Milano è stata calda. Cinque giorni passati a districarsi in una giungla metropolitana a crocette. Selezionare l'alternativa corretta. Non ci sono spiegazioni da dare, eloqui viscerali con tanto esercizio di magnetismo, nè tantomeno esaustivi silenzi. Solo scelte. Prego porre una crocetta sull'alternativa corretta.
Io non so scegliere.
Milano è fredda. In uno dei suoi divagare poetici, Fossati canta "delle città importanti io, mi ricordo Milano, livida e sprofondata per sua stessa mano". Qualcosa dev'essere davvero sprofondato. Si respirava un'aria di vaghezza, come se ciò che è stato si fosse appannato da un po' di tempo. Potrebbe essere la stagione. Per le strade, tutto è materiale, e facile: non si avverte affatto la densità di Venezia, non si assapora l'eclettismo a volte volgare di Roma.

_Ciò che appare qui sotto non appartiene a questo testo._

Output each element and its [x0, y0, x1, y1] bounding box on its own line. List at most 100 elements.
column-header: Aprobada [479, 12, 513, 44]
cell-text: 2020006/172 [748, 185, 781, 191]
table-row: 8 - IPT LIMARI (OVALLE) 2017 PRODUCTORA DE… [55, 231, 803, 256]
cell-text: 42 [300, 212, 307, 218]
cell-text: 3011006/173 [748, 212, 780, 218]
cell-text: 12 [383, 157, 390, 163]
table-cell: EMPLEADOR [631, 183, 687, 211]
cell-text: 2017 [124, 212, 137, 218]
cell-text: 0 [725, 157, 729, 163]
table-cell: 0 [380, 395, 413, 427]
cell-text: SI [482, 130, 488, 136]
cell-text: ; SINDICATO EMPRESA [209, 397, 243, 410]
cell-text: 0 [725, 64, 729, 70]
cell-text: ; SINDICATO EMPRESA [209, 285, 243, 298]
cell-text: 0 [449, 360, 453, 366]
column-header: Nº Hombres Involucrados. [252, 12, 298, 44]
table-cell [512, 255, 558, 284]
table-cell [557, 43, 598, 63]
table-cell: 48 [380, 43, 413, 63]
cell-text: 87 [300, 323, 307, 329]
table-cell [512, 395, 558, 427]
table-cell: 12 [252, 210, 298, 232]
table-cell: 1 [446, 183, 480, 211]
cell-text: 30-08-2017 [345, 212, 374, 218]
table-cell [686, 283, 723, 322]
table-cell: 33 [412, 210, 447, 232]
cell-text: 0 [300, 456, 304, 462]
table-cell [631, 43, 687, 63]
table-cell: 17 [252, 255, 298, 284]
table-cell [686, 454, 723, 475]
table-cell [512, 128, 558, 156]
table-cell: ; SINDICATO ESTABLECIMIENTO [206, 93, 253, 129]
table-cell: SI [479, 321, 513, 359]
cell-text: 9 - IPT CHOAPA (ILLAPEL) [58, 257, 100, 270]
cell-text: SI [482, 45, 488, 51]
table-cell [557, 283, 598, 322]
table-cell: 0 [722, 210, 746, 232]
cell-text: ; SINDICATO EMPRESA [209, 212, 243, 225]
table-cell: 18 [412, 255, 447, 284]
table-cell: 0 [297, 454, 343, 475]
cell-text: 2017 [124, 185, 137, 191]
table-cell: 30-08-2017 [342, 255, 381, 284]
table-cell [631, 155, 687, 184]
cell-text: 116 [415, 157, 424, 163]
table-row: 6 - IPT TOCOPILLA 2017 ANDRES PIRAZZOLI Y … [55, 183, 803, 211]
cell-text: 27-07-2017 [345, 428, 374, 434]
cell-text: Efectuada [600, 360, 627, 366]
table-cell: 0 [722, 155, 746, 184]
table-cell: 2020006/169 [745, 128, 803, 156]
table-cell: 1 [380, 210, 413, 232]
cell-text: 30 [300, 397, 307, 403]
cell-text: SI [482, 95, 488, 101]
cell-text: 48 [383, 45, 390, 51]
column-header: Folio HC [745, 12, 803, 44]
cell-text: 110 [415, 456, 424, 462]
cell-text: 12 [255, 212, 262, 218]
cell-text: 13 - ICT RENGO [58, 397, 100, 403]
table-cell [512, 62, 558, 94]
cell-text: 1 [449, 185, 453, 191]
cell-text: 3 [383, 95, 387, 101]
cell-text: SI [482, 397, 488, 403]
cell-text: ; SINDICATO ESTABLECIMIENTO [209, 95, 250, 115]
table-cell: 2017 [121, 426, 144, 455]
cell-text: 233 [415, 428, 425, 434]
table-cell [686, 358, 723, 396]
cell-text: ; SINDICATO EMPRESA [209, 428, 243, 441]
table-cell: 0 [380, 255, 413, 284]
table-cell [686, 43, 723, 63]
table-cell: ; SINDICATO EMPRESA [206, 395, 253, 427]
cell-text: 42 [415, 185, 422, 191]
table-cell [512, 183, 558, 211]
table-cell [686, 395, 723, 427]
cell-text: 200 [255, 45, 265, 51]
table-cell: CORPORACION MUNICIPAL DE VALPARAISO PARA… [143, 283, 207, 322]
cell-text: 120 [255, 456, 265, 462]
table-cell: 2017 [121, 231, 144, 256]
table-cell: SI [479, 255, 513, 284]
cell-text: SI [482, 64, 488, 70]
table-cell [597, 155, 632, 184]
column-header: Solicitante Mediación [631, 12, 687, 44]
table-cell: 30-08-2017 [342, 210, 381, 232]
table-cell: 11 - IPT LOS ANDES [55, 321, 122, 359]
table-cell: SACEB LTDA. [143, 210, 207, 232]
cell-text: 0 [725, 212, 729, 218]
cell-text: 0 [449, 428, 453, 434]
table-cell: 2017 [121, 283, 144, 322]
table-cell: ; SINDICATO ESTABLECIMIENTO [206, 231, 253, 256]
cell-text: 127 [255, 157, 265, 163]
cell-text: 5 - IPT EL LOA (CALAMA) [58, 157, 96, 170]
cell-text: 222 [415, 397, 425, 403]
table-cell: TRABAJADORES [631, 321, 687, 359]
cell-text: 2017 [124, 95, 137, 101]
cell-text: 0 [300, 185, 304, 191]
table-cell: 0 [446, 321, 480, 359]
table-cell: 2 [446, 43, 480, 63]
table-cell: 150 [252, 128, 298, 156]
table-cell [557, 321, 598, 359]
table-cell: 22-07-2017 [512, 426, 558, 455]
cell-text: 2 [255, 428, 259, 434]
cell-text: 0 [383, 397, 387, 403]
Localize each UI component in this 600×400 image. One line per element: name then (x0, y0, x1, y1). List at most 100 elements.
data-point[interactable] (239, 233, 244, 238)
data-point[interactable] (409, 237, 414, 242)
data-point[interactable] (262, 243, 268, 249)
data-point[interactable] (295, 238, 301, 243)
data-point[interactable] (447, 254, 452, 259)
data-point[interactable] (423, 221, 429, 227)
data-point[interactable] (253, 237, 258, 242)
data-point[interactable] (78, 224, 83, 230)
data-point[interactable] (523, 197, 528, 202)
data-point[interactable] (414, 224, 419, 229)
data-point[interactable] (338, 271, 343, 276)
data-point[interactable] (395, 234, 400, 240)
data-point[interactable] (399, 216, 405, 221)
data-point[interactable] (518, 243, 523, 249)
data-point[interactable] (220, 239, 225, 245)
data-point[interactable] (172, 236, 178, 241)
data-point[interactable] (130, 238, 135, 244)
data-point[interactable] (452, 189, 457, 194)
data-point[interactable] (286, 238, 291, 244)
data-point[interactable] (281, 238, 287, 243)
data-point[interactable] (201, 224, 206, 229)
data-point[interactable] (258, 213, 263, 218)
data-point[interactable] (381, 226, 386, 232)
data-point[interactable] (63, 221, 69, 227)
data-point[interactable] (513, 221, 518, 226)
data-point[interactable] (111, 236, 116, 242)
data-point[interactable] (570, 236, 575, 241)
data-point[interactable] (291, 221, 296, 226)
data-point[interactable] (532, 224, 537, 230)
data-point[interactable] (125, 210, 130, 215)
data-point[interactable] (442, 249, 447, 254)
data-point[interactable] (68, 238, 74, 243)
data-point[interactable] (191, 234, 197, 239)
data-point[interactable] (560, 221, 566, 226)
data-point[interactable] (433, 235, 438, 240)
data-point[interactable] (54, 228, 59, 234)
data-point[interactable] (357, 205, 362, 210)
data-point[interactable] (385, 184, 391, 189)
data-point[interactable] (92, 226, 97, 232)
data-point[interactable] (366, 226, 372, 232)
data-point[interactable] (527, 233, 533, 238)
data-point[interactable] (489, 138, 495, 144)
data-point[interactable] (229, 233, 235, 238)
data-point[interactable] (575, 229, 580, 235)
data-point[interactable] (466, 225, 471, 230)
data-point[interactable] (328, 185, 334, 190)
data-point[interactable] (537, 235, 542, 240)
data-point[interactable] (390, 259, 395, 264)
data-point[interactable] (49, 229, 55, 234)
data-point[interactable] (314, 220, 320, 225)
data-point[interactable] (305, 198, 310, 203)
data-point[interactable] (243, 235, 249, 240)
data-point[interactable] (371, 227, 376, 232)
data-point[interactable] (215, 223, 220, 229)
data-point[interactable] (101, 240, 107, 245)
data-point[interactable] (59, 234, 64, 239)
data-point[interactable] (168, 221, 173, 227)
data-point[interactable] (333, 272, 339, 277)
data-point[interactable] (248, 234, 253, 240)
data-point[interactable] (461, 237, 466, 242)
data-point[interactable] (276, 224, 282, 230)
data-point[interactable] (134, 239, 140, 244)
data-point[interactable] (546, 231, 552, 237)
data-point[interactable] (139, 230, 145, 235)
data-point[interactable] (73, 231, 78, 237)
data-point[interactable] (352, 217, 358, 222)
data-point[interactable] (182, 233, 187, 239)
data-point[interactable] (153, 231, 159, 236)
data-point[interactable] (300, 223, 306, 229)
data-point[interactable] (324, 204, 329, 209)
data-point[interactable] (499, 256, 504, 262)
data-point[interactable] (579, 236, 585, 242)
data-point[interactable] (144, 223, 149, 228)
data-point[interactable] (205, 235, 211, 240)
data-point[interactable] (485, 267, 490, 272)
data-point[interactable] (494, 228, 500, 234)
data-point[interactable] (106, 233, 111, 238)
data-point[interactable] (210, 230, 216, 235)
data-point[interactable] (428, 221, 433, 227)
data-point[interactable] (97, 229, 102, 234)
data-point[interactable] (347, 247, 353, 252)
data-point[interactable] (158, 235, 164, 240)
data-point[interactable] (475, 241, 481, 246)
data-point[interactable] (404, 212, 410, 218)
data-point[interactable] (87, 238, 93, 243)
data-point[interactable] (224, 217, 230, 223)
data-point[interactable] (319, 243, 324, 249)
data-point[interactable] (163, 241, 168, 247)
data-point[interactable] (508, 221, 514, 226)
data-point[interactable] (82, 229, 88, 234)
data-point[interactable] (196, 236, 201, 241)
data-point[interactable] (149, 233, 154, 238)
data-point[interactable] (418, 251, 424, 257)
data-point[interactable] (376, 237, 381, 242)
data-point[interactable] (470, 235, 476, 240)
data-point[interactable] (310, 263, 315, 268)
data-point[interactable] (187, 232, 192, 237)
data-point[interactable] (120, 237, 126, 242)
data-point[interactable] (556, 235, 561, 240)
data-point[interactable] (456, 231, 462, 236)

La luce non è bella, i giardini sui tetti piacevoli.
La notte ingentilisce la città e, come spesso accade, svela un pezzetto del nocciolo cittadino. Scompare il grigiore luminoso del dì, che così tristemente si intona ai colori della gente, si fa invece spazio la sera con le sue vetrine illuminate e i volti più rilassati, gli atteggiamenti meno ingessati. Per un momento riemerge un riflesso di quel che è sprofondato, ho il sospetto che da qualche parte la creatività, la fantasia più febbrile e i gruppi coraggiosi si annidino ancora in questa Milano. Più che altrove.
Comunque, non so scegliere, e non mi sento abbastanza.